Pasal 61: Dalam pemanfaatannya
setiap orang wajib :
- menaati Rencana Tata Ruang yang telah ditetapkan;
- memanfaatkan ruang sesuai dengan izin pemanfaatan ruang dari pejabat yang berwenang;
- memenuhi ketentuan yang ditetapkan dalam persyaratan izin pemanfaatan ruang, dan
- memberikan akses terhadap kawasan yang oleh ketentuan peraturan perundang-undangan dinyatakan sebagai milik umum.

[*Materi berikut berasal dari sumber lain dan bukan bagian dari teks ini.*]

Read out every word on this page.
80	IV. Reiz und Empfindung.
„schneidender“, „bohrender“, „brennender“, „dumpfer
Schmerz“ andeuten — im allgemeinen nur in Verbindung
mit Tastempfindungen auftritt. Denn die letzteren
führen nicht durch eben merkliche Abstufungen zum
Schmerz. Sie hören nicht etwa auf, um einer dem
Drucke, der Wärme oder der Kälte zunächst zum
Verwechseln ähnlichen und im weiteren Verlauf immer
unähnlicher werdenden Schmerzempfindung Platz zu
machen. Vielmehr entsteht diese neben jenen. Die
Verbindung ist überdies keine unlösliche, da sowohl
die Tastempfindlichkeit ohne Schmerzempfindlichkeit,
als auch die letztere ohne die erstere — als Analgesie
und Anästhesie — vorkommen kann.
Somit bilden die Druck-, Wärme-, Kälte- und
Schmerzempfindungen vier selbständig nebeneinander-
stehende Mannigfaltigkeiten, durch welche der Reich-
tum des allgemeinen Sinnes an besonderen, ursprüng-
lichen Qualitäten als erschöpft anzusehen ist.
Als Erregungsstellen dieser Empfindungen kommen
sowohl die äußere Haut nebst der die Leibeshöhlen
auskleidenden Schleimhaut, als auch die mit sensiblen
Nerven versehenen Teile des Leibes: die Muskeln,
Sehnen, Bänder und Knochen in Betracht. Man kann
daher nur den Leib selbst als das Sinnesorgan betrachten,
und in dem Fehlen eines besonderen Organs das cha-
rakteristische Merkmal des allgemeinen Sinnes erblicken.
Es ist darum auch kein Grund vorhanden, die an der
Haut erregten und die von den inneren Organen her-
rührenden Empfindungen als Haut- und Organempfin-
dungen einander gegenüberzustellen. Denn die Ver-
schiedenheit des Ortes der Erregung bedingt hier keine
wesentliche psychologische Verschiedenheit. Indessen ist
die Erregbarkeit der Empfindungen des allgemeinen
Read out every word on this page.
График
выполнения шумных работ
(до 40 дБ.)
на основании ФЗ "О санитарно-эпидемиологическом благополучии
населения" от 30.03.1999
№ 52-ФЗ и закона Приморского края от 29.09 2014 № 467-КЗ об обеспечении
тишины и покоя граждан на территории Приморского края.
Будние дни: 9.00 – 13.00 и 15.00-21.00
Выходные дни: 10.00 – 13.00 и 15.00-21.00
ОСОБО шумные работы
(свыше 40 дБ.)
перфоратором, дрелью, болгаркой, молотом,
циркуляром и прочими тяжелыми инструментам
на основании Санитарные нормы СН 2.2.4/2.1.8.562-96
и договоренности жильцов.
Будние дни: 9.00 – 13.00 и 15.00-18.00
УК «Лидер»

Pasal 65 : Peran masyarakat
melalui :
pelibatan peran masyarakat dalam
penyelenggaraan penataan ruang
peran masyarakat dalam penataan
ruang sebagaimana dimaksud pada ayat (1) dilakukan, antara lain, melalui:
(a) partisipasi dalam penyusunan RTR
(b) partisipasi dalam pemanfaatan ruang dan
(c) partisipasi dalam pengendalian pemanfaatan
ruang.'
Pengertian Ruang Terbuka Hijau (RTH)
Ruang terbuka hijau adalah area
memanjang/jalur dan/atau mengelompok, yang penggunaannya lebih bersifat
terbuka, tempat tumbuh tanaman, baik yang tumbuh secara alamiah maupun yang
sengaja ditanam.
Penyediaan dan pemanfaatan RTH
dalam RTRW Kota/RDTR Kota/RTR Kawasan Strategis Kota/RTR Kawasan Perkotaan,
dimaksudkan untuk menjamin tersedianya ruang yang cukup bagi:
- kawasan konservasi untuk kelestarian hidrologis
- kawasan pengendalian air larian dengan menyediakan kolam retensi
- area pengembangan keanekaragaman hayati
- area penciptaan iklim mikro dan pereduksi polutan di kawasan perkotaan
- tempat rekreasi dan olahraga masyarakat
- tempat pemakaman umum
- pembatas perkembangan kota ke arah yang tidak diharapkan
- pengamanan sumber daya baik alam, buatan maupun historis
- penyediaan RTH yang bersifat privat, melalui pembatasan kepadatan serta kriteria pemanfaatannya
- area mitigasi/evakuasi bencana; dan
- ruang penempatan pertandaan (signage) sesuai dengan peraturan perundangan dan tidak mengganggu fungsi utama RTH tersebut.
Fungsi dan manfaat RTH
Fungsi utama (intrinsik) yaitu
fungsi ekologis:
memberi jaminan pengadaan RTH
menjadi bagian dari sistem sirkulasi udara (paru-paru kota)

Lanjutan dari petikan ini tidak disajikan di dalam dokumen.